Le siège de la Banque centrale européenne, à Francfort. | Kai Pfaffenbach/Reuters

Triste anniversaire. Il y a dix ans, en 2007, BNP Paribas fermait en panique trois de ses fonds monétaires. Une étincelle qui mit le feu aux marchés financiers, un an avant la chute de la banque américaine Lehman Brothers. La crise des subprimes commençait à peine. Une décennie plus tard, le monde souffre encore des séquelles de la terrible récession qui a suivi. En particulier la zone euro, engluée dans la croissance faible et le chômage élevé.

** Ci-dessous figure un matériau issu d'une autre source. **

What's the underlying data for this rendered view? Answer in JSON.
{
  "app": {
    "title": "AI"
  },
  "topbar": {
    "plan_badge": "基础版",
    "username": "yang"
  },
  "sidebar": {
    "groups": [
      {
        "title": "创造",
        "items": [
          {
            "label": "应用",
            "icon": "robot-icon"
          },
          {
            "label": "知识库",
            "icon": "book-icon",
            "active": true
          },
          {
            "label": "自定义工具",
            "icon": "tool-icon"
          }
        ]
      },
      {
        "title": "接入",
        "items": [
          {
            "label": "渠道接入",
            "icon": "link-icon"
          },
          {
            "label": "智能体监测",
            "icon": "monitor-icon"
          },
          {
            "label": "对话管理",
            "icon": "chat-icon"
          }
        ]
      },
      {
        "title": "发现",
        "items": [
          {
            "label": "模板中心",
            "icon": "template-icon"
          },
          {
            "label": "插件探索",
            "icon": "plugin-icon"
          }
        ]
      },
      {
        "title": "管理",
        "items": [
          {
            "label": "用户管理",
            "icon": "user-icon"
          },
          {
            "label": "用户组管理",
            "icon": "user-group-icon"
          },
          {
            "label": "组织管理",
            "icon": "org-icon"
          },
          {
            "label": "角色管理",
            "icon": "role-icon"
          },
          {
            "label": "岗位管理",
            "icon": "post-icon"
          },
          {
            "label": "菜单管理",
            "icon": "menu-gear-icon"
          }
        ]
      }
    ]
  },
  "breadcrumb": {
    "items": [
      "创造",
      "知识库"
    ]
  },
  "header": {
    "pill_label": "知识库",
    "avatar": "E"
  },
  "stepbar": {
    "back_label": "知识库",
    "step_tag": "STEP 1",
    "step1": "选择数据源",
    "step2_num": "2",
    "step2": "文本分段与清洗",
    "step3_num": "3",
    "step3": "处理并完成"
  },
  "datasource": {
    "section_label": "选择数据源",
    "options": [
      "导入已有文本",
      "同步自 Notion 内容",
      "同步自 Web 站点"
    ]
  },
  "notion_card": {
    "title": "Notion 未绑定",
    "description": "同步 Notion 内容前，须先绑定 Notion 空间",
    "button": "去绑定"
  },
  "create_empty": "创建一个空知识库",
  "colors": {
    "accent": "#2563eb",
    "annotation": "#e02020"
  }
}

Les risques pesant sur l’activité dans une zone où la monnaie unique a fait son apparition il y a tout juste quinze ans sont toujours présents. Mais ils ont changé de nature. « Ces prochains mois, ils seront moins économiques et financiers que politiques », résume Nadia Gharbi, économiste chez Pictet. A une nuance près : après des années de taux zéro anesthésiant les investisseurs comme les Etats, la remontée des taux souverains pourrait, elle aussi, charrier son lot de mauvaises surprises.

  • Les incertitudes politiques pèseront sur l’investissement

Avec l’élection de Donald Trump aux Etats-Unis et la victoire du « leave » au Royaume-Uni, 2016 a marqué le grand retour du politique. « Ce n’était peut-être qu’un avant-goût avant de ce qui nous attend en 2017 », prévient Philippe Waechter, chez Natixis AM. Tout au long de l’année, des élections déterminantes auront lieu aux Pays-Bas (en mars), en France (en avril-mai), en Allemagne (à l’automne), et peut-être même en Italie. Chaque fois, les mouvements populistes pourraient y marquer des points. « Ce sera un grand test pour la cohésion de l’union monétaire », estime Maxime Sbaihi, économiste chez Bloomberg Intelligence. Le danger ? « Sûrement pas de voir un pays quitter l’euro », rassure-t-il.

Mais le doute politique pèsera sur l’investissement privé. Et les marchés pourraient réclamer des taux d’intérêt plus élevés aux entreprises et aux Etats. Les finances publiques s’en trouveraient fragilisées. D’autant que s’ajouteront à cela les incertitudes liées aux négociations sur la sortie du Royaume-Uni de l’Union européenne, qui devraient réellement débuter cette année. Sans parler de celles entourant le programme de Donald Trump aux Etats-Unis. Ses promesses protectionnistes, si elles sont appliquées, pourraient nuire au commerce mondial, déjà anémique.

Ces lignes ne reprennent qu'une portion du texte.